The station noted that some on the force are concerned by the revelation.
"It's not a good look for the department to be shuttling around people who are wanted by federal authorities," a police source with more than 10 years in the department told WJLA.
What are the details?
The Clarksburg resident — the station didn't identify him — in November submitted a one-page ride-along application, which included a question regarding why the applicant wants to go on the police ride-along.
The man's reply? "In order to know a little about the responsibilities and dangers of an officer," WJLA said.
Adhering to standard procedure, Montgomery County Police performed a background check on the man — and it returned an active warrant for failure to appear at an immigration court date, the station said.
A note dated Dec. 8 attached to the application said the man has a criminal history and "is 10-60 FTA for immigration deportation," WJLA said.
Still, 5th District Commander Mark Plazinski approved the ride-along, the station said.
Image source: WJLA-TV video screenshot
What did a county leader have to say about the issue?
Montgomery County Executive Marc Elrich (D) has said he views immigration warrants as civil matters rather than criminal, the station said.
"This is not the role of the county government, per se, to be involved in doing this," Elrich said last summer regarding the county's strained relationship with U.S. Immigration and Customs Enforcement, WJLA reported.
What happened after the ride-along was approved?

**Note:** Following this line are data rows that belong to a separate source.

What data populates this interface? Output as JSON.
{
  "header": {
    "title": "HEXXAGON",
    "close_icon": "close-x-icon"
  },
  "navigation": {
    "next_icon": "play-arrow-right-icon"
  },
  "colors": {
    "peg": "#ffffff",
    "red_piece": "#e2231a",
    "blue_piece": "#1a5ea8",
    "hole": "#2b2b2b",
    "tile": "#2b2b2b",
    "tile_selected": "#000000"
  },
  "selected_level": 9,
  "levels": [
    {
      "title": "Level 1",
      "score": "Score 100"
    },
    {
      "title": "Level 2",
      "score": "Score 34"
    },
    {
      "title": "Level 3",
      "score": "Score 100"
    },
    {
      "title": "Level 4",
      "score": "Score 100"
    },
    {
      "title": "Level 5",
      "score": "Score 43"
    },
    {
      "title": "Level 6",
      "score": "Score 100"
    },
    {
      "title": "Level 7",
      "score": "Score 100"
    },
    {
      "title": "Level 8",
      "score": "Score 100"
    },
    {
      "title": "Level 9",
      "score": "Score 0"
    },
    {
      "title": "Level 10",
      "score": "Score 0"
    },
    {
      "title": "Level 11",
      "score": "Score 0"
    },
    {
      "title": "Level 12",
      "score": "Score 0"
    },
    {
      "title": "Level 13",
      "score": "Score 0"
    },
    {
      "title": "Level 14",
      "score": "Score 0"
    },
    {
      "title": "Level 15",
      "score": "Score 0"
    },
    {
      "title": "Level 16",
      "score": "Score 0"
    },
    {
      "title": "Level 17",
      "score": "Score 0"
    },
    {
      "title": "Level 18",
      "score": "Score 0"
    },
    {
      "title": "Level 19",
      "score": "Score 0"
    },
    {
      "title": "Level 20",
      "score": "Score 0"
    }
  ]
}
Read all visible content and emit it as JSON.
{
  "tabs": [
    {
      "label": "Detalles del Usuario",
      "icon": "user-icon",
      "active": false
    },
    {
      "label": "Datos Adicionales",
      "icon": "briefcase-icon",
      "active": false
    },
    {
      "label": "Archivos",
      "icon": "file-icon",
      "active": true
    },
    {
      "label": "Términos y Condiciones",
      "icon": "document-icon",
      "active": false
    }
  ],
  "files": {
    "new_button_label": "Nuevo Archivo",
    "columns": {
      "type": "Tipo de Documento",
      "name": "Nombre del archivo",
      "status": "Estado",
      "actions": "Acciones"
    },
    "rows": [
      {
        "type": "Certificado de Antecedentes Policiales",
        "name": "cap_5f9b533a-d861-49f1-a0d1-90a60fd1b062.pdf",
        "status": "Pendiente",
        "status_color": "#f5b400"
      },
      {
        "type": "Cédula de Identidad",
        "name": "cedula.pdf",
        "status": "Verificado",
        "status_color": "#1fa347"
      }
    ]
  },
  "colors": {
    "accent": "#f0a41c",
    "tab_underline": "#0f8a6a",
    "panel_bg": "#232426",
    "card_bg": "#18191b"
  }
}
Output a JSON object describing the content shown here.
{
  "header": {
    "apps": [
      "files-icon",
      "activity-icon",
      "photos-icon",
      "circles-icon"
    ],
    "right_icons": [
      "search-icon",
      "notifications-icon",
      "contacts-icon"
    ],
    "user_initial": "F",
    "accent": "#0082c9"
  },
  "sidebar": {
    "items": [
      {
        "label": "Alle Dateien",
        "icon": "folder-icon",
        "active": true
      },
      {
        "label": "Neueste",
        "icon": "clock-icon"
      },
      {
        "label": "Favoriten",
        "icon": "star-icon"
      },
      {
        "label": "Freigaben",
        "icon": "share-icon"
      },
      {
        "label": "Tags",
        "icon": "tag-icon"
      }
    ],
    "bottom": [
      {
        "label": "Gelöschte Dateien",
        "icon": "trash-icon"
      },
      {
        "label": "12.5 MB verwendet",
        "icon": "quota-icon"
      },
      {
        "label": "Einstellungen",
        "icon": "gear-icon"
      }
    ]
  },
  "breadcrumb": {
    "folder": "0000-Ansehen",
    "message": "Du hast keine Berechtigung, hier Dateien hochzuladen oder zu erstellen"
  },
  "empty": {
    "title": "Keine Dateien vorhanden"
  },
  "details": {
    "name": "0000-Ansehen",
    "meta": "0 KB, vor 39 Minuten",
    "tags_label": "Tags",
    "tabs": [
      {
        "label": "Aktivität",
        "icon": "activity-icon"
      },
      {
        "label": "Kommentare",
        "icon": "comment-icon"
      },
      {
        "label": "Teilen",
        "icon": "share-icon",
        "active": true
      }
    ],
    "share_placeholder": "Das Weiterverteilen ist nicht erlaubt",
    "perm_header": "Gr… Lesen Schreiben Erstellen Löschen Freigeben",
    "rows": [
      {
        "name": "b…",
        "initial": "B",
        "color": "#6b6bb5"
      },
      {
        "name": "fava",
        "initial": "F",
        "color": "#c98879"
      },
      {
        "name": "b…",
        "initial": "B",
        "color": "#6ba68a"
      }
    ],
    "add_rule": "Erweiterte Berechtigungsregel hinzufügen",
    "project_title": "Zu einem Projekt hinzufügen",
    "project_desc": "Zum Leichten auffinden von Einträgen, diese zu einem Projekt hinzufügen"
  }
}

The ride-along was scheduled for Saturday morning, but the illegal immigrant canceled Friday — fewer than 24 hours before the start time, the station said.
"Somebody called me and told me they were not able," the illegal immigrant told WJLA by telephone Monday. "I told him, 'If there's a problem, no problem. That's no problem.' It would have been a good experience, but it's nothing I have to do."
More from the station:
The man, who is married with kids, went on to explain he is a chaplain at his Christian church. That position led him to enroll in the Montgomery County Police Department's Hispanic Community Academy. The 12-week course is taught in Spanish and aims to strengthen the relationship between law enforcement and the Latino community.
"Graduates of the program have used their newly-gained knowledge of MCPD to help their family, friends, and the larger Hispanic community build stronger bonds of trust with the officers of their police department," the program website states. "They continue to give back to the community through volunteer opportunities and are currently working on a project to increase pedestrian safety."
WJLA said ICE declined to comment for its story.